V. Hugo, La légende des siècles
Je crois que je n'ai jamais fait le deuil de mon père. Nous entretenions un grande complicité qui n'avait pas besoin de mots. Très extraverti, sociable, il n'en était pas moins d'une pudeur extrême quant à ses sentiments, pudeur qu'il m'a léguée.
Il avait vécu les camps en Allemagne après avoir été fait prisonnier au tout début de la guerre. Le stalag XIB fut libéré par les Anglais le 9 avril 1945 mais les prisonniers ne furent rapatriés en France que fin mai. Dans cet intervalle il vécut ce qui fut certainement son expérience la plus traumatisante d'une guerre dont il n'avait finalement connu ni les combats, ni l'horreur. Avec ses camarades il participa avec le 63ème régiment antichars britannique à la libération du camp de Bergen-Belsen. S'il racontait volontiers la vie de prisonnier, il refusa toujours obstinément d'évoquer ce dernier épisode.

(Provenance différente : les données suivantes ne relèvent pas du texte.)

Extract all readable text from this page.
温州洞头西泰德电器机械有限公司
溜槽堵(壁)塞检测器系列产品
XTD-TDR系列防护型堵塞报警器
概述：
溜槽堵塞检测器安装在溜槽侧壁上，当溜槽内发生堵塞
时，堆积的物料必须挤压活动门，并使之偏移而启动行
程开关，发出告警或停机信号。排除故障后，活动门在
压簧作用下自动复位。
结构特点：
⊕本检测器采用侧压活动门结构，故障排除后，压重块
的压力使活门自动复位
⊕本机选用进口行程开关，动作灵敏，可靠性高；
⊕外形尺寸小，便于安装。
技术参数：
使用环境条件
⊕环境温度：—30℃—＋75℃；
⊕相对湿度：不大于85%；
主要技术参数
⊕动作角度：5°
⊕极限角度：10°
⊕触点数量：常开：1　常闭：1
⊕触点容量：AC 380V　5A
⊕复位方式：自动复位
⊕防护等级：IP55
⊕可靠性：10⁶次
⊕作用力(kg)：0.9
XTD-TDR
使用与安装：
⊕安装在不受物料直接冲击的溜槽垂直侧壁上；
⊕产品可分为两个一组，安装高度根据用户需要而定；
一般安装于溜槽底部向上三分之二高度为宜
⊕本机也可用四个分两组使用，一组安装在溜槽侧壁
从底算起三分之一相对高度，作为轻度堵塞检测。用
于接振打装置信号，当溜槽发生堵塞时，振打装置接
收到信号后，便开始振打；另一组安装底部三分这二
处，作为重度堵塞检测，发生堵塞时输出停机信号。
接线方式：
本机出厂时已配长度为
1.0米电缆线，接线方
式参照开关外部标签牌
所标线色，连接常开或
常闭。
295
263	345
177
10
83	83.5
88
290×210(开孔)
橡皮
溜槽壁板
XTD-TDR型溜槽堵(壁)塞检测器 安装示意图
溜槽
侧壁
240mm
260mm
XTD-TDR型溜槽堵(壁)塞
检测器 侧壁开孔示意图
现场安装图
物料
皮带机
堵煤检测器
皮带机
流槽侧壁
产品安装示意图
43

A la fin de sa vie, lorsque je le trouvais dans son fauteuil, perdu dans ses souvenirs et las de vivre et que je lui demandais: "ça ne va pas?" il me répondait invariablement par cette formule qui n'appelait aucun commentaire et coupait court à mon questionnement: "Tu le sais bien, c'est le syndrome du Plateau des Aigles", en référence aux lieux de sa jeunesse normande.
Il était d'une grande élégance, d'un charisme qui attirait les figures féminines autour de lui, mais sans jamais faire de l'ombre à la femme de sa vie.

Il était celui à qui on vient demander de l'écoute, un avis, un conseil, de l'aide et qui répondait toujours présent.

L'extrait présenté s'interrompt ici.